Machine Learning-Based Genomic Linguistic Analysis (Gene Sequence Feature Learning): A Case Study on Predicting Heavy Metal Response Genes in Rice
Yang, Ruiqi, Wang, Jianxu, Yuan, Wei, Wang, Xun, Li, Mei
This study explores the application of machine learning-based genetic linguistics for identifying heavy metal response genes in rice (Oryza sativa). By integrating convolutional neural networks and random forest algorithms, we developed a hybrid model capable of extracting and learning meaningful features from gene sequences, such as k-mer frequencies and physicochemical properties. The model was trained and tested on datasets of genes, achieving high predictive performance (precision: 0.89, F1-score: 0.82). RNA-seq and qRT-PCR experiments conducted on rice leaves which exposed to Hg0, revealed differential expression of genes associated with heavy metal responses, which validated the model's predictions. Co-expression network analysis identified 103 related genes, and a literature review indicated that these genes are highly likely to be involved in heavy metal-related biological processes.
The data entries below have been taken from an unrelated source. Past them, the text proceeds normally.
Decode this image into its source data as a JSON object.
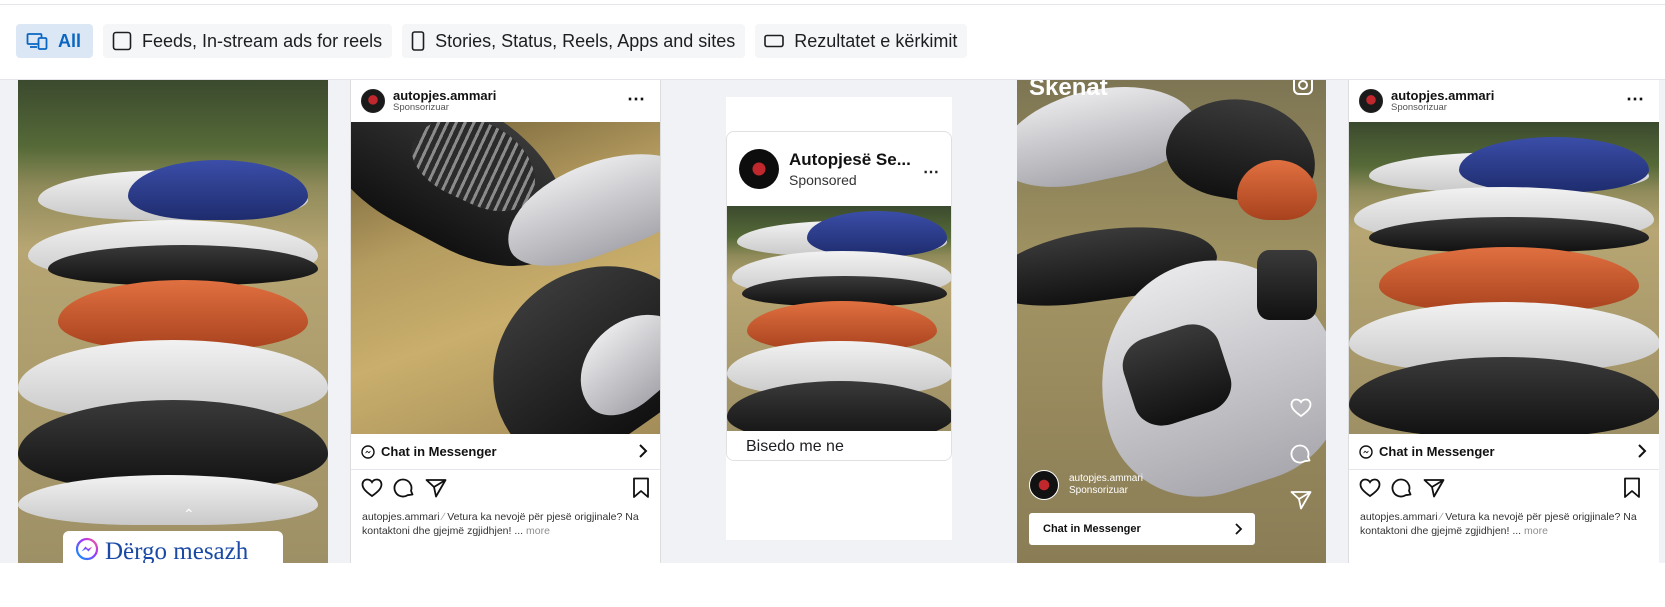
{
  "tabs": [
    {
      "label": "All",
      "icon": "devices-icon",
      "active": true
    },
    {
      "label": "Feeds, In-stream ads for reels",
      "icon": "square-icon",
      "active": false
    },
    {
      "label": "Stories, Status, Reels, Apps and sites",
      "icon": "phone-icon",
      "active": false
    },
    {
      "label": "Rezultatet e kërkimit",
      "icon": "wide-rect-icon",
      "active": false
    }
  ],
  "card1": {
    "cta_label": "Dërgo mesazh",
    "cta_icon": "messenger-icon"
  },
  "card2": {
    "account": "autopjes.ammari",
    "sponsored": "Sponsorizuar",
    "cta": "Chat in Messenger",
    "caption_user": "autopjes.ammari",
    "caption_text": "Vetura ka nevojë për pjesë origjinale? Na kontaktoni dhe gjejmë zgjidhjen! ...",
    "more": "more"
  },
  "card3": {
    "page_name": "Autopjesë Se...",
    "sponsored": "Sponsored",
    "cta": "Bisedo me ne"
  },
  "card4": {
    "overlay_text": "Skenat",
    "account": "autopjes.ammari",
    "sponsored": "Sponsorizuar",
    "cta": "Chat in Messenger"
  },
  "card5": {
    "account": "autopjes.ammari",
    "sponsored": "Sponsorizuar",
    "cta": "Chat in Messenger",
    "caption_user": "autopjes.ammari",
    "caption_text": "Vetura ka nevojë për pjesë origjinale? Na kontaktoni dhe gjejmë zgjidhjen! ...",
    "more": "more"
  },
  "colors": {
    "active_tab_bg": "#dbe7f5",
    "active_tab_text": "#0a66c2",
    "strip_bg": "#f0f2f5"
  }
}
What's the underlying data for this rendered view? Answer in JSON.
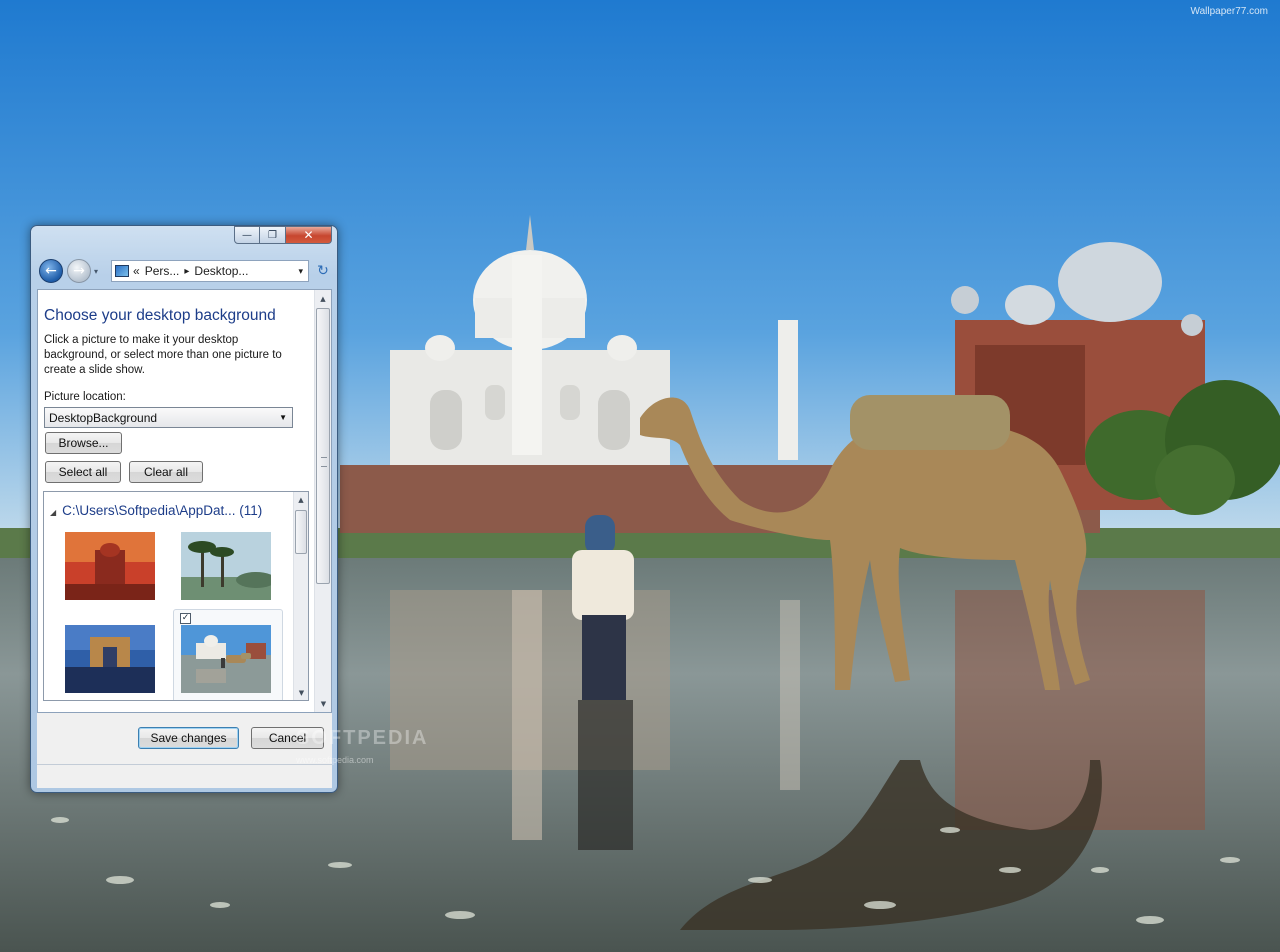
{
  "wallpaper": {
    "watermark": "Wallpaper77.com"
  },
  "window": {
    "caption": {
      "minimize": "—",
      "maximize": "❐",
      "close": "✕"
    },
    "nav": {
      "back": "←",
      "forward": "→",
      "history": "▾"
    },
    "address": {
      "prefix": "«",
      "crumb1": "Pers...",
      "sep": "▸",
      "crumb2": "Desktop...",
      "dropdown": "▾"
    },
    "refresh": "↻"
  },
  "content": {
    "title": "Choose your desktop background",
    "description": "Click a picture to make it your desktop background, or select more than one picture to create a slide show.",
    "picture_location_label": "Picture location:",
    "picture_location_value": "DesktopBackground",
    "browse_label": "Browse...",
    "select_all_label": "Select all",
    "clear_all_label": "Clear all",
    "group": {
      "path": "C:\\Users\\Softpedia\\AppDat...",
      "count": "(11)"
    },
    "thumbnails": [
      {
        "name": "red-palace",
        "selected": false
      },
      {
        "name": "palm-beach",
        "selected": false
      },
      {
        "name": "gateway-night",
        "selected": false
      },
      {
        "name": "taj-camel",
        "selected": true
      }
    ],
    "checkmark": "✓"
  },
  "footer": {
    "save_label": "Save changes",
    "cancel_label": "Cancel"
  },
  "overlay": {
    "softpedia": "SOFTPEDIA",
    "softpedia_url": "www.softpedia.com"
  },
  "icons": {
    "back": "back-arrow-icon",
    "forward": "forward-arrow-icon",
    "refresh": "refresh-icon",
    "computer": "computer-icon",
    "collapse": "collapse-triangle-icon"
  }
}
By integrating and comparing the analysis results with those of differentially expressed genes (DEGs), the validity of the new machine learning method was further demonstrated. This study highlights the efficacy of combining machine learning with genetic linguistics for large-scale gene prediction. It demonstrates a cost-effective and efficient approach for uncovering molecular mechanisms underlying heavy metal responses, with potential applications in developing stress-tolerant crop varieties.